Note that the path to the public item does not have to be private.

mod impl {
    pub struct Foo { ... }
}
pub type Bar = self::impl::Foo;

Negative examples

The following examples should fail to compile under these rules.

Non-public items referenced by a pub use

These examples are illegal because they use a pub use to re-export a private item:

struct Item { ... }
pub mod module {
    // Error: Item is not declared as public, but is referenced from
    // a `pub use`.
    pub use Item;
}
struct Foo { ... }
// Error: Non-public item referenced by `pub use`.
pub use Item = Foo;

If it was desired to have a private name that is publicly "renamed" using a pub use, that can be achieved using a module:

mod impl {
    pub struct ItemPriv;
}
pub use Item = self::impl::ItemPriv;

Drawbacks

Adds a (temporary) feature gate.

Requires some existing code to opt-in to the feature gate before transitioning to a more explicit alternative.

Requires effort to implement.

Alternatives

If we stick with the status quo, we'll have to resolve several bizarre questions and keep supporting its behavior indefinitely after 1.0.

Instead of a feature gate, we could just ban these things outright right away, at the cost of temporarily losing some convenience and a small amount of expressiveness before the more principled replacement features are implemented.

We could make an exception for private supertraits, as these are not quite as problematic as the other cases. However, especially given that a more principled alternative is known (private methods), I would rather not make any exceptions.

The original design of this RFC had a stronger notion of "public" which also considered whether a public path existed to the item.
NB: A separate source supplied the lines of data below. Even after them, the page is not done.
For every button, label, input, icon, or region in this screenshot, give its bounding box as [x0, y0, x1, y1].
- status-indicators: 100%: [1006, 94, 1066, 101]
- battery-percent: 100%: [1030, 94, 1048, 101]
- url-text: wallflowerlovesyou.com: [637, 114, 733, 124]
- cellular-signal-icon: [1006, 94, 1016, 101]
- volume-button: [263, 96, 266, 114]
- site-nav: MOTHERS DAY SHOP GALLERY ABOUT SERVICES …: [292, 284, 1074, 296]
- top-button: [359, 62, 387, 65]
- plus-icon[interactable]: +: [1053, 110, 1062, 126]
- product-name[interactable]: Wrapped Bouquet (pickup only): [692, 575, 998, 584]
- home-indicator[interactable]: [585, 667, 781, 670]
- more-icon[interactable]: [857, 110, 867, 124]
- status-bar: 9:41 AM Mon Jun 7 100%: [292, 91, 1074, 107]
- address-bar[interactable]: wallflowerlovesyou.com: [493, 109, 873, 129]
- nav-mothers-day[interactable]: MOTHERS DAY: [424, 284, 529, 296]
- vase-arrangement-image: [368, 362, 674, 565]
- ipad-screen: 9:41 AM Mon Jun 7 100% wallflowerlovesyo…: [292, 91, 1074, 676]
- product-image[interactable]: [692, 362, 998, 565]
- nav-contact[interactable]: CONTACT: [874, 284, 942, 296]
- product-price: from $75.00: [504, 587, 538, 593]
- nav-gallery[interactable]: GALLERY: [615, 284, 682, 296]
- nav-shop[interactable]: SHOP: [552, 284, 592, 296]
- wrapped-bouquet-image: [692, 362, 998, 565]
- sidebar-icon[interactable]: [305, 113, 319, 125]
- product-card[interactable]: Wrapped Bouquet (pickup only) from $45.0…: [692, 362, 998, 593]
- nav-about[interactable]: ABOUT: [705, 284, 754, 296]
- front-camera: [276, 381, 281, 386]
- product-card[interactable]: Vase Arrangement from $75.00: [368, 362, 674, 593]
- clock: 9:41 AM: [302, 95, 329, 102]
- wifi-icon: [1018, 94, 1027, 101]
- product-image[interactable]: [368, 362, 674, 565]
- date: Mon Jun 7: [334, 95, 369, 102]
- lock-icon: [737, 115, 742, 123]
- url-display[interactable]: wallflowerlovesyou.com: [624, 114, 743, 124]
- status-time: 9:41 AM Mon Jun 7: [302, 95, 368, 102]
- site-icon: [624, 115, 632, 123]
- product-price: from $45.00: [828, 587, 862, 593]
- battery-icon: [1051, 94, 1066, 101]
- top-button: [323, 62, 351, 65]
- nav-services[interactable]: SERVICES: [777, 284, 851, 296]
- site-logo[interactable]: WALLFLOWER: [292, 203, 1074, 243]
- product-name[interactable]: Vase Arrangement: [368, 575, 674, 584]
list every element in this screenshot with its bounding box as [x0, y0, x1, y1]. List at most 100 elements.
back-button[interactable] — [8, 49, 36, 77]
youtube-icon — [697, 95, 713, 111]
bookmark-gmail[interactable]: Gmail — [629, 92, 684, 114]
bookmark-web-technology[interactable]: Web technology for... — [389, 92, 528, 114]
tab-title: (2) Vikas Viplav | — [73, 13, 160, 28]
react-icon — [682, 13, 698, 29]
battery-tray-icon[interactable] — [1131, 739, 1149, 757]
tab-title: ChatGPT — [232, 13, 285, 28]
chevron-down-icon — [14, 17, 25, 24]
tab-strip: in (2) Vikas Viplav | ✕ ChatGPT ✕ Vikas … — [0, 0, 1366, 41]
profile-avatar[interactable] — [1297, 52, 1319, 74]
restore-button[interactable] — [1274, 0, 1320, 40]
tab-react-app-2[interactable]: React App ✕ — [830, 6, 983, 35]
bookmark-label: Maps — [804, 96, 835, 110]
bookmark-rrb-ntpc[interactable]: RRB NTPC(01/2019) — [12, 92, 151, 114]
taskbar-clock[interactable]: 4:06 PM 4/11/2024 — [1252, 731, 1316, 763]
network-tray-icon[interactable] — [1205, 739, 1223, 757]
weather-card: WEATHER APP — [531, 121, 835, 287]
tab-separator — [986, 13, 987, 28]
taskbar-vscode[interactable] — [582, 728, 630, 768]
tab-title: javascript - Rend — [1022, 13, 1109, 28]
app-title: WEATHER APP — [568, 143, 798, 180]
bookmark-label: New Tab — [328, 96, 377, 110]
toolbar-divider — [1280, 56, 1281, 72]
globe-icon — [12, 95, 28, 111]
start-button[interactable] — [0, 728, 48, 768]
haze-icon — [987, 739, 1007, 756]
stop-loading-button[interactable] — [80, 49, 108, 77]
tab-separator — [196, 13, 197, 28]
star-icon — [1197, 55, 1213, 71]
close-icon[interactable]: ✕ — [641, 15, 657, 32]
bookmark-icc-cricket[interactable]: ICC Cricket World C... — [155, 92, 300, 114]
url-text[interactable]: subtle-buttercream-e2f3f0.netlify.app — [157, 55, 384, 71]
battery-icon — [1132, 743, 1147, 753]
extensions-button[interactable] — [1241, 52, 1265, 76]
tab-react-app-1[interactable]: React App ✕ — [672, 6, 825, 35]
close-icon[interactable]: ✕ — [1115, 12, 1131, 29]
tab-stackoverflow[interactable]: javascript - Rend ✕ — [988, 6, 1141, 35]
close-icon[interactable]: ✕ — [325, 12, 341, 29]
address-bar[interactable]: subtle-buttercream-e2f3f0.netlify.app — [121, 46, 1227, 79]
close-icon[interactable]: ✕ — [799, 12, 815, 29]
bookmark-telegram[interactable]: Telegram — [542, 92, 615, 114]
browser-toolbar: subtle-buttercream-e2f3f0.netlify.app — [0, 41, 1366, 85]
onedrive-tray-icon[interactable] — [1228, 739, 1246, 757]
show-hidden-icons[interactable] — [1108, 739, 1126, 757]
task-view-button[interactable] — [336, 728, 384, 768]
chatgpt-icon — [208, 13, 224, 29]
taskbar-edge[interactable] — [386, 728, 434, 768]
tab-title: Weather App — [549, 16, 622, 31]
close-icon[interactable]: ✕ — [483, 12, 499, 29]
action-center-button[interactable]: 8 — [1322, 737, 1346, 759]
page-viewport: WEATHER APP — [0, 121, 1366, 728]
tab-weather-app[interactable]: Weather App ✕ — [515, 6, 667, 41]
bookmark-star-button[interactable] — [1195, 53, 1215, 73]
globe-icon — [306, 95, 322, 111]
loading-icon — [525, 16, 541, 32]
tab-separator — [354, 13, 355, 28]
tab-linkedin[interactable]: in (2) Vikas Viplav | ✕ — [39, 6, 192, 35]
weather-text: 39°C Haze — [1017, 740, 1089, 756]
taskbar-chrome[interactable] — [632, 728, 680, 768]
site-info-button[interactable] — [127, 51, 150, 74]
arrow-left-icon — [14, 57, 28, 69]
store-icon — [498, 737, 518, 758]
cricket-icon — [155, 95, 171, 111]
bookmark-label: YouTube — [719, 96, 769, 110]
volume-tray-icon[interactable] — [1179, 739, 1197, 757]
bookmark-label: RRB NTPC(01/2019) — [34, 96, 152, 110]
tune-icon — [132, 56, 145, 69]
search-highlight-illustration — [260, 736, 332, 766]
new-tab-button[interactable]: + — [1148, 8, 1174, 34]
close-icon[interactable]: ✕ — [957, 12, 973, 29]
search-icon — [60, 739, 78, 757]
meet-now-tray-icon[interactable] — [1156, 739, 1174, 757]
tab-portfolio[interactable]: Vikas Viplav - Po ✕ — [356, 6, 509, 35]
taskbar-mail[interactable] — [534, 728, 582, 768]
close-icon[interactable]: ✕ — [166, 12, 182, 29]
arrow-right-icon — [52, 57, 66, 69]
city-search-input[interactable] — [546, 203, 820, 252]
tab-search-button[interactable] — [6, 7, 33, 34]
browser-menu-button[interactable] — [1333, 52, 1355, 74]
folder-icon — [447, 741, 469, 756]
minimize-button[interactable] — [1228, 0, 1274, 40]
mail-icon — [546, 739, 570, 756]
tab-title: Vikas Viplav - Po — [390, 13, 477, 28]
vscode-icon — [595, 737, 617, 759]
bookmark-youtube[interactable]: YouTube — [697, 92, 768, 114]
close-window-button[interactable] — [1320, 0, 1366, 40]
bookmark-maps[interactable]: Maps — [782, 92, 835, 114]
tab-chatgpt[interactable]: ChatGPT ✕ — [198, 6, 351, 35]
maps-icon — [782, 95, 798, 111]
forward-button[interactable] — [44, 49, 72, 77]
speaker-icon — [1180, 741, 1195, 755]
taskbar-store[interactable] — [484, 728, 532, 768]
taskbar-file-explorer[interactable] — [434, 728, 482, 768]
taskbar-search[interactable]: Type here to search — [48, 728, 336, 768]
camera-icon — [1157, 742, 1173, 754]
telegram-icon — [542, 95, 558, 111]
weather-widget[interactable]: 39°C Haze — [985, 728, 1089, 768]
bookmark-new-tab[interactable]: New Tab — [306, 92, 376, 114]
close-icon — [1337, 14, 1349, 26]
In other words, a module X could not refer to a public item Y from a submodule Z, unless X also exposed a public path to Y (whether that be because Z was public, or via a pub use). This definition strengthened the basic guarantee of "private things are only directly accessible from within the current module" to include the idea that public functions in outer modules cannot accidentally refer to public items from inner modules unless there is a public path from the outer to the inner module. Unfortunately, these rules were complex to state concisely and also hard to understand in practice; when an error occurred under these rules, it was very hard to evaluate whether the error was legitimate. The newer rules are simpler while still retaining the basic privacy guarantee.

One important advantage of the earlier approach, and a scenario not directly addressed in this RFC, is that there may be items which are declared as public by an inner module but still not intended to be exposed to the world at large (in other words, the items are only expected to be used within some subtree). A special case of this is crate-local data. In the older rules, the "intended scope" of privacy could be somewhat inferred from the existence (or non-existence) of pub use declarations. However, in the author's opinion, this scenario would be best addressed by making pub declarations more expressive so that the intended scope can be stated directly.